労働条件の良い大企業ほど、残業が多いジレンマ

 他方、2008年の労働基準法改正では、月60時間を超える残業を行う労働者については、残業割増率の引き上げ規定が新たに設置されました。

 実はこの「月60時間超分については50%」という割増率は、労使間の妥協案でした。

 諸外国では残業における割増賃金率は50%以上の場合が多く、仕事が増えた場合、新たに人を雇うよりも現状の社員に残業させるほうがかえって企業が損をする仕組みになっています。そのため長時間労働から免れているといえる反面、雇用需要が減れば即レイオフが表裏一体になっている。繰り返しになりますが、一方の日本では、長時間労働が不況時の雇用保障のための調整弁の役割を果たしてきたといえます。

 当時、残業割増率の25%から50%の引き上げは各企業にとっては、国際的な水準に合わせるためにはやむを得ない措置でした。他方で、裁量労働の対象者にまで50%の引き上げ率を導入すれば、深夜・休日を選んで残業すればいくらでも稼げてしまいます。

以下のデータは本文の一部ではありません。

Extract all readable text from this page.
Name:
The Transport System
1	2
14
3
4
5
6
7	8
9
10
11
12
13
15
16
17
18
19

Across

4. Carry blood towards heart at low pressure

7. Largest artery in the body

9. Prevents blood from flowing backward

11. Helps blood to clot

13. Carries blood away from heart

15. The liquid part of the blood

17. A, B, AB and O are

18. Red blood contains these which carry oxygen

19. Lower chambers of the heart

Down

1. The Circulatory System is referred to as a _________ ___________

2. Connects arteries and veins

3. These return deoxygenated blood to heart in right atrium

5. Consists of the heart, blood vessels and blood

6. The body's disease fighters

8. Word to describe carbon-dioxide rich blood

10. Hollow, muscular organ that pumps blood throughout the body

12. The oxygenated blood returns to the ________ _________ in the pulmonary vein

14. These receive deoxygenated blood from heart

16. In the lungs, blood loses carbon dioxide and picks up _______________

 そのため、欧米の仕組みに倣って、自分で働く時間を決められる高度に専門的業務の労働者には、「労働時間規制の適用除外(exemption)」という制度と組み合わせようとしたわけです。しかし、それが実現できなかったので、妥協の産物として「月60時間以上」という新たな基準が導入されたのでした。

 ここで注目していただきたいのが下記の表です。

出所)厚生労働省「就労条件実態調査」(2013年)
出所)厚生労働省「就労条件実態調査」(2013年)

 一般に労働条件は労使の合意の元、定められることになっています。ただし、最低労働賃金と労働時間は唯一例外で、法律によって定められる強行規定です。

 労働組合の合意がなければ、法定の残業時間の上限を超えて働けないという「特別条項付き労使協定」は、労働組合が過重な労働時間を抑制する手段として機能するはずでした。ところが注意深く表を見ていきますと、この「特別条項付き36協定」を締結している比率は大企業ほど多く、著しく長い残業時間の労働者比率も同様に高いことが分かります。

 2012年当時では、給与が高い大企業に至っては現に3割以上の人が80時間を超える残業をしていました。80時間以上は過労死レベルです。さらに1割の人が100時間を超える残業をしていたというのですから驚きです。

 本来であれば、労働者の交渉力の弱いはずの中小企業よりも、労働組合の交渉力が強く労働条件の高いはずの大企業ほど残業時間が長いのはなぜなのでしょうか。

 一つの説明は、中小企業と比べて年功賃金の度合いが大きく、同じ職種の企業間賃金格差も大きな大企業ほど途中で転職すると賃金や退職金の面で著しく不利になります。そのため長時間労働を強いられても「辞める選択肢が少ない」という面もあるかもしれません。これが労働市場の流動性の高い米国との大きな違いです。